RJ: a PM tenta tirar pretos das praias

A operação ilegal e arbitrária da polícia, que recolheu 160 jovens da periferia no fim-de-semana para impedi-los de chegar à Zona Sul

Por Marie Declercq, na Vice

2015-783534058-2015011763322.jpg_20150117

.

A operação ilegal e arbitrária da polícia, que recolheu 160 jovens da periferia no fim-de-semana para impedi-los de chegar à Zona Sul

Por Marie Declercq, na Vice

Neste final de semana, cerca de 160 jovens cariocas foram recolhidos pela Polícia Militar do Estado do Rio de Janeiro sem nenhum motivo aparente. Todos estavam a caminho das praias da zona sul da cidade e eram de diferentes regiões periféricas do Rio. Nenhum portava drogas, armas ou estava praticando nenhum tipo de ato infracional.

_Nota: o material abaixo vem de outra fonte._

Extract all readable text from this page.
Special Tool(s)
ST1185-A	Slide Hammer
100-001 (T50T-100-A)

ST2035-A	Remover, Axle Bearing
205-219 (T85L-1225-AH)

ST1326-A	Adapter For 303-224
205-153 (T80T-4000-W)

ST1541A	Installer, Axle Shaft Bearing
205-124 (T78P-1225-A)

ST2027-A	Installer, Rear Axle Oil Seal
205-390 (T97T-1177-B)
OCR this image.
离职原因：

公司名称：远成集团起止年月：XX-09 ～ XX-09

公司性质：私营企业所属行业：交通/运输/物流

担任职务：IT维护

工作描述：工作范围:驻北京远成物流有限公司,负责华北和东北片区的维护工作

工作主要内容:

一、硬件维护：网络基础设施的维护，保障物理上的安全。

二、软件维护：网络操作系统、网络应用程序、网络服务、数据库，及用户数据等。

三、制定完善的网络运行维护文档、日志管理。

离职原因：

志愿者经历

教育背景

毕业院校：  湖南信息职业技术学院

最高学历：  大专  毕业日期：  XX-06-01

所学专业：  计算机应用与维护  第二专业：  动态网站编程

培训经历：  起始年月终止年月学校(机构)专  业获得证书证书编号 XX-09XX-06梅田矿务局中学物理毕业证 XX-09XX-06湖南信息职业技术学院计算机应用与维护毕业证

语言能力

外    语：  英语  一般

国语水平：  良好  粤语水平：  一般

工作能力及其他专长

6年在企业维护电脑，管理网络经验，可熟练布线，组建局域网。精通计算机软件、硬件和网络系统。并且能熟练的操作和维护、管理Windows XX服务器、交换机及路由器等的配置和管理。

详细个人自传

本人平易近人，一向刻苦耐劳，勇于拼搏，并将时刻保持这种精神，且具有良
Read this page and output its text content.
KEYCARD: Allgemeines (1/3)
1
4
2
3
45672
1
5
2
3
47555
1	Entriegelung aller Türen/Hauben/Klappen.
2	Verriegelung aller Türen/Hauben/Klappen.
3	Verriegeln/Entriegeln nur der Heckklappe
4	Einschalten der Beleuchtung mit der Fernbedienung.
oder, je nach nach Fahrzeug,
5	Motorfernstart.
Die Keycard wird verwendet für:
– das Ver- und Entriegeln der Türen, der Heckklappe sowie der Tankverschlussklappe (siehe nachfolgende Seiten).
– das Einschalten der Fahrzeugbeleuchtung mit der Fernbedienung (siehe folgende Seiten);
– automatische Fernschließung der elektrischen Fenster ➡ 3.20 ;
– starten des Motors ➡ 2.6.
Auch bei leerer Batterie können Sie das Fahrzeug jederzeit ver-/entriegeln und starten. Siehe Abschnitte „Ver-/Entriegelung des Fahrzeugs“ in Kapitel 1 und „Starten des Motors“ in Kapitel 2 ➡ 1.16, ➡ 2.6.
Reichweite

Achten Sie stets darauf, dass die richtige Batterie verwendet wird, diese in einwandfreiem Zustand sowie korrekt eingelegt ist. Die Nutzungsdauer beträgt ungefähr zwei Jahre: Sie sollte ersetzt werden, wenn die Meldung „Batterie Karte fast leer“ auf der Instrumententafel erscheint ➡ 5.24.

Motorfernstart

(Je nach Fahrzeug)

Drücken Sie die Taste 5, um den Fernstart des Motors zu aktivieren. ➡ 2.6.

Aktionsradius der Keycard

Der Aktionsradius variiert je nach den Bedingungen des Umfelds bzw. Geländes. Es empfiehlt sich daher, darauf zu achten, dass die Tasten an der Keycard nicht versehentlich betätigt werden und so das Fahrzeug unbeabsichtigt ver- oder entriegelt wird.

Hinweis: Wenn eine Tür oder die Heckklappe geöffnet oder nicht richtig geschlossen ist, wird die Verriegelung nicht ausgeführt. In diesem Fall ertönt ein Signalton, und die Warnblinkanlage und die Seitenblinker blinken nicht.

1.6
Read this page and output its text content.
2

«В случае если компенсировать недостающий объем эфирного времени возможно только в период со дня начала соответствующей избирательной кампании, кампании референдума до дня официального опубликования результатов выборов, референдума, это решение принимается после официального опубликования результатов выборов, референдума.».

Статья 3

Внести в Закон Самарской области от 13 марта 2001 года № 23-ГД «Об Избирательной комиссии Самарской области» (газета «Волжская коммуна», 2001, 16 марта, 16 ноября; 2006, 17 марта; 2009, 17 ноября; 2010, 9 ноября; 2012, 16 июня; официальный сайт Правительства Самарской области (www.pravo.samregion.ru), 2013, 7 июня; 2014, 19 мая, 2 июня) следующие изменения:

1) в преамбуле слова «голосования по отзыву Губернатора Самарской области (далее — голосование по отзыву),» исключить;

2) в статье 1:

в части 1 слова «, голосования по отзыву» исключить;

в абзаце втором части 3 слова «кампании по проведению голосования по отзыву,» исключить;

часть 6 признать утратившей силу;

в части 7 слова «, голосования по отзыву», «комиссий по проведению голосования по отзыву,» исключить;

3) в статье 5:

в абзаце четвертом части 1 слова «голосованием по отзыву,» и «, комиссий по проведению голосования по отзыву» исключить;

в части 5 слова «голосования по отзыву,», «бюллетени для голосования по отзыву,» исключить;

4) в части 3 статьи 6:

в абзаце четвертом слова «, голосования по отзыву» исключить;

A Polícia Militar montou uma blitz especialmente para essa operação. Antes de os ônibus atravessarem o Túnel Rebouças (que liga as regiões norte e sul da cidade), a polícia fez os adolescentes descerem do transporte público e entrarem no coletivo especial da PM que os levou até o Centro Integrado de Atendimento à Criança e ao Adolescente.

Após a detenção dos menores, a polícia tentou levá-los até a Central Carioca, onde a entrada foi vetada pela própria diretora do centro por não haver nenhum motivo aparente para o recolhimento.

Eufrásia Souza das Virgens, defensora pública da Coordenadoria de Defesa dos Direitos da Criança e do Adolescente (Cededica), acompanhou o caso e relatou que os jovens ficaram até o final da tarde no local aguardando os responsáveis legais irem buscá-los para serem liberados.

A defensora já pediu informações ao Comando da Polícia Militar sobre a operação. Segundo o Estatuto da Criança e do Adolescente, as únicas hipóteses que permitem a detenção de um menor são duas: quando ele é pego em flagrante ou quando há uma ordem judicial expedida pela autoridade competente, o que não era o caso dos jovens.

“Eles só estavam indo à praia, pretendendo se divertir. Todo adolescente tem o direito de viajar e de ir para outra comarca acima dos 12 anos sem a necessidade de acompanhante ou de autorização. Isso parte realmente de um preconceito quanto à procedência desses adolescentes que não tem justificação legal alguma. É uma violação de direitos, de ir e vir e de estar em locais públicos”, explica.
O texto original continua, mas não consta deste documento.